Une femme et son homme laminés par une guerre qui a tout fauché, les mots, le désir, l’espoir, la guerre a fauché jusqu’à l’attente. « On ne pouvait trouver plus beau que la bouche de Toussaint. Et il semble aujourd’hui un pantin oublié dans un coin, une baudruche percée. Elle voit bien que cet homme sur son édredon n’a rien d’un héros. La guerre a creusé et creuse encore en lui. Il est un creux immense, et Jeanne ignore s’il est possible de l’emplir. Si à eux deux ils en seront capables. Elle pense au grand gâchis des hommes. Elle pense aux héros tristes. » Reste un néant, le visage de Toussaint, la gueule cassée et tout se casse, pourrait briser Jeanne et Léonie leur petite fille. Visage avalé, broyé, enfui d’un soldat, qui ne parvient plus à vivre. Ni père, ni amant, ni mari et surtout pas un homme. « La respiration a formé un large pansement de buée chaude. Jeanne avance une main vers Toussaint, vers sa joue, du côté couvert, et une sorte de sanglot mêlé de bulles et d’os enfle au profond de lui. »
Tous ceux autour de Jeanne et Toussaint sont d’une humanité bouleversante, ils ne sont pas des personnages, ils sont la vie encore, on pense à Bella, au père Caillet, on pense à Sidonie, autre visage de l’irréparable, celle qui aura laissé cinq enfants et deux maris à la guerre et à la misère. L’auteure s’entend tellement à dire dans ses détails, un fracas, un éblouissement, qu’importe si son histoire s’ancre il y a un siècle, elle nous raconte nous, qui on est, et déroule une pelote silencieuse, avec un sens infaillible de ce mystère, la profondeur d’un amour, nous livrant son écho tangible.

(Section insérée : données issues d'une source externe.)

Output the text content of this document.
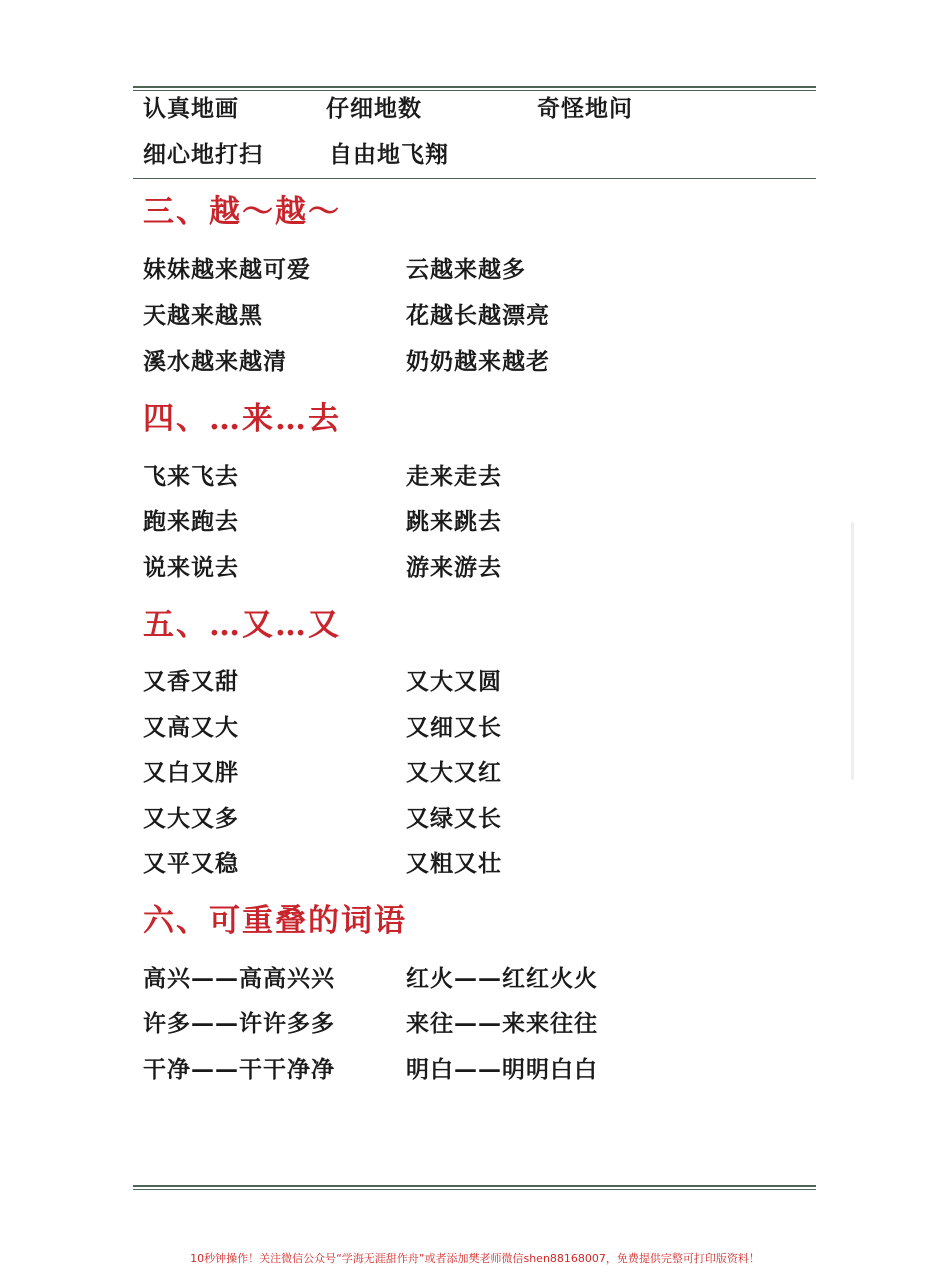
认真地画	仔细地数	奇怪地问
细心地打扫	自由地飞翔
三、越～越～
妹妹越来越可爱	云越来越多
天越来越黑	花越长越漂亮
溪水越来越清	奶奶越来越老
四、…来…去
飞来飞去	走来走去
跑来跑去	跳来跳去
说来说去	游来游去
五、…又…又
又香又甜	又大又圆
又高又大	又细又长
又白又胖	又大又红
又大又多	又绿又长
又平又稳	又粗又壮
六、可重叠的词语
高兴——高高兴兴	红火——红红火火
许多——许许多多	来往——来来往往
干净——干干净净	明白——明明白白
10秒钟操作！关注微信公众号“学海无涯甜作舟”或者添加樊老师微信shen88168007，免费提供完整可打印版资料！
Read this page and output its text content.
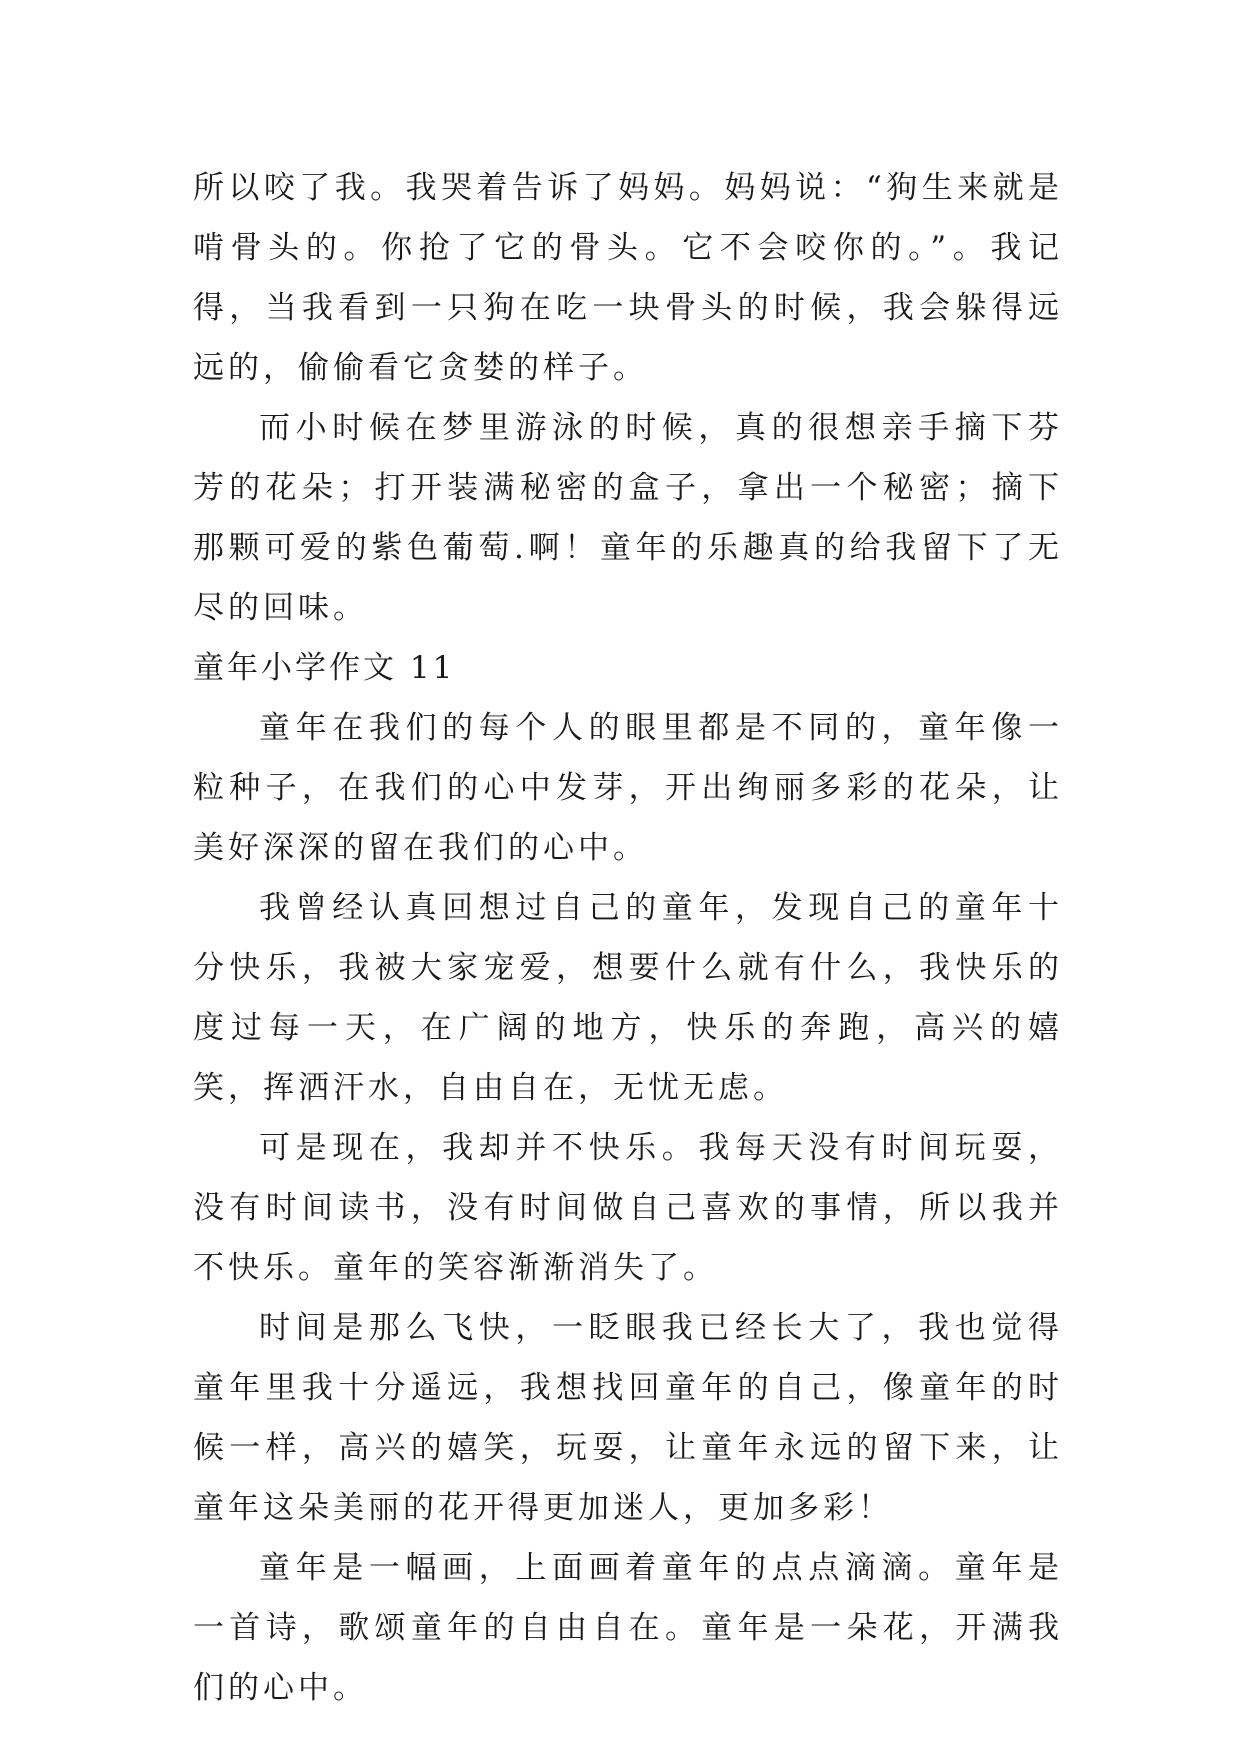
所以咬了我。我哭着告诉了妈妈。妈妈说：“狗生来就是啃骨头的。你抢了它的骨头。它不会咬你的。”。我记得，当我看到一只狗在吃一块骨头的时候，我会躲得远远的，偷偷看它贪婪的样子。

而小时候在梦里游泳的时候，真的很想亲手摘下芬芳的花朵；打开装满秘密的盒子，拿出一个秘密；摘下那颗可爱的紫色葡萄.啊！童年的乐趣真的给我留下了无尽的回味。

童年小学作文 11

童年在我们的每个人的眼里都是不同的，童年像一粒种子，在我们的心中发芽，开出绚丽多彩的花朵，让美好深深的留在我们的心中。

我曾经认真回想过自己的童年，发现自己的童年十分快乐，我被大家宠爱，想要什么就有什么，我快乐的度过每一天，在广阔的地方，快乐的奔跑，高兴的嬉笑，挥洒汗水，自由自在，无忧无虑。

可是现在，我却并不快乐。我每天没有时间玩耍，没有时间读书，没有时间做自己喜欢的事情，所以我并不快乐。童年的笑容渐渐消失了。

时间是那么飞快，一眨眼我已经长大了，我也觉得童年里我十分遥远，我想找回童年的自己，像童年的时候一样，高兴的嬉笑，玩耍，让童年永远的留下来，让童年这朵美丽的花开得更加迷人，更加多彩！

童年是一幅画，上面画着童年的点点滴滴。童年是一首诗，歌颂童年的自由自在。童年是一朵花，开满我们的心中。
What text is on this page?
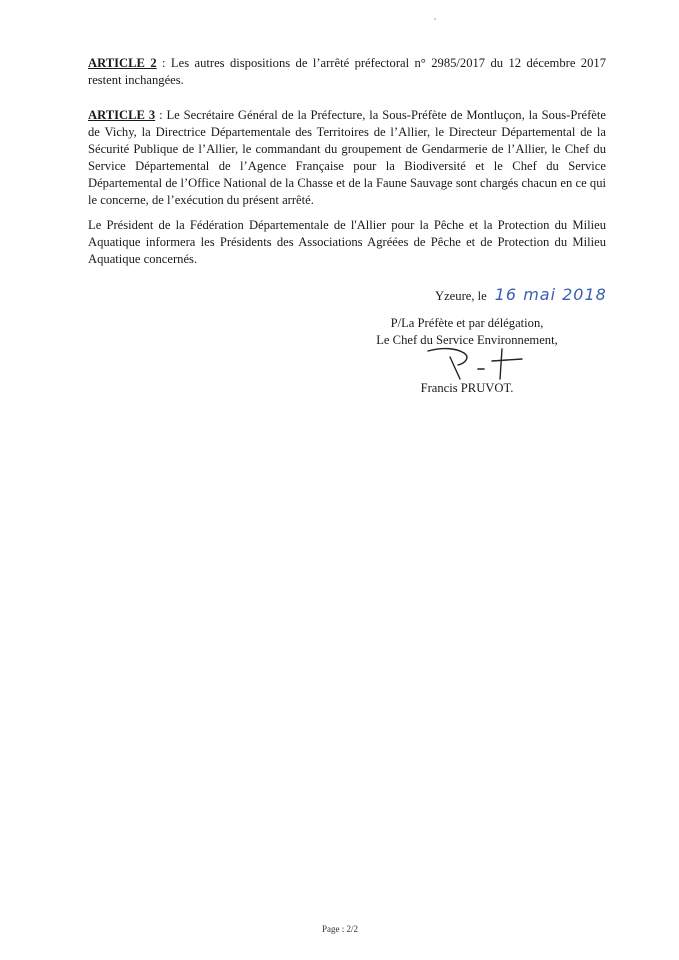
ARTICLE 2 : Les autres dispositions de l’arrêté préfectoral n° 2985/2017 du 12 décembre 2017 restent inchangées.

ARTICLE 3 : Le Secrétaire Général de la Préfecture, la Sous-Préfète de Montluçon, la Sous-Préfète de Vichy, la Directrice Départementale des Territoires de l’Allier, le Directeur Départemental de la Sécurité Publique de l’Allier, le commandant du groupement de Gendarmerie de l’Allier, le Chef du Service Départemental de l’Agence Française pour la Biodiversité et le Chef du Service Départemental de l’Office National de la Chasse et de la Faune Sauvage sont chargés chacun en ce qui le concerne, de l’exécution du présent arrêté.

Le Président de la Fédération Départementale de l'Allier pour la Pêche et la Protection du Milieu Aquatique informera les Présidents des Associations Agréées de Pêche et de Protection du Milieu Aquatique concernés.

Yzeure, le 16 mai 2018
P/La Préfète et par délégation,
Le Chef du Service Environnement,
Francis PRUVOT.
Page : 2/2
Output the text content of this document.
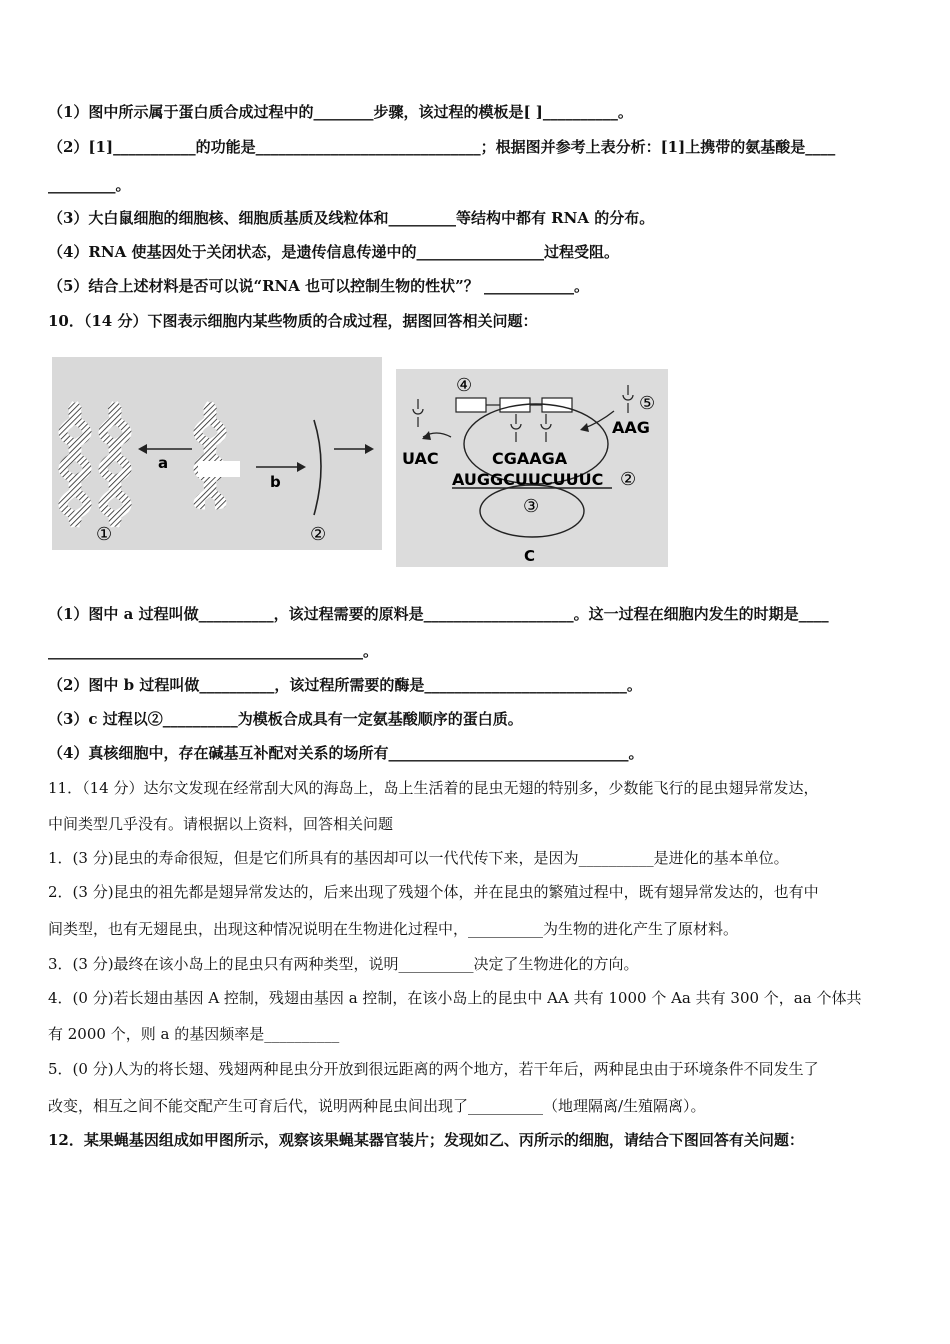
（1）图中所示属于蛋白质合成过程中的________步骤，该过程的模板是[ ]__________。
（2）[1]___________的功能是______________________________；根据图并参考上表分析：[1]上携带的氨基酸是____
_________。
（3）大白鼠细胞的细胞核、细胞质基质及线粒体和_________等结构中都有 RNA 的分布。
（4）RNA 使基因处于关闭状态，是遗传信息传递中的_________________过程受阻。
（5）结合上述材料是否可以说“RNA 也可以控制生物的性状”？ ____________。
10．（14 分）下图表示细胞内某些物质的合成过程，据图回答相关问题：
a
b
①	②
④
⑤
UAC
AAG
CGAAGA
AUGGCUUCUUUC ②
③
C
（1）图中 a 过程叫做__________，该过程需要的原料是____________________。这一过程在细胞内发生的时期是____
__________________________________________。
（2）图中 b 过程叫做__________，该过程所需要的酶是___________________________。
（3）c 过程以②__________为模板合成具有一定氨基酸顺序的蛋白质。
（4）真核细胞中，存在碱基互补配对关系的场所有________________________________。
11．（14 分）达尔文发现在经常刮大风的海岛上，岛上生活着的昆虫无翅的特别多，少数能飞行的昆虫翅异常发达，
中间类型几乎没有。请根据以上资料，回答相关问题
1．(3 分)昆虫的寿命很短，但是它们所具有的基因却可以一代代传下来，是因为__________是进化的基本单位。
2．(3 分)昆虫的祖先都是翅异常发达的，后来出现了残翅个体，并在昆虫的繁殖过程中，既有翅异常发达的，也有中
间类型，也有无翅昆虫，出现这种情况说明在生物进化过程中，__________为生物的进化产生了原材料。
3．(3 分)最终在该小岛上的昆虫只有两种类型，说明__________决定了生物进化的方向。
4．(0 分)若长翅由基因 A 控制，残翅由基因 a 控制，在该小岛上的昆虫中 AA 共有 1000 个 Aa 共有 300 个，aa 个体共
有 2000 个，则 a 的基因频率是__________
5．(0 分)人为的将长翅、残翅两种昆虫分开放到很远距离的两个地方，若干年后，两种昆虫由于环境条件不同发生了
改变，相互之间不能交配产生可育后代，说明两种昆虫间出现了__________（地理隔离/生殖隔离）。
12．某果蝇基因组成如甲图所示，观察该果蝇某器官装片；发现如乙、丙所示的细胞，请结合下图回答有关问题：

« Onze novembre, c’est l’armistice. Ils vont enfin. Ils vont. Ils sont peut-être. Puisqu’elle veut cet homme là. Jeanne offrira sa chair et toute la foi qu’elle a gardées, pour que cet homme sache revenir, elle, Jeanne, elle, sa chambre d’écho. Ils seront deux grands oiseaux d’eau aux gorges tressées. Elle inventera. Il l’aidera. Ils sauront comment faire. Les sons, les mots viendront peut-être. Pour commencer, ils iront se dire par la peau. »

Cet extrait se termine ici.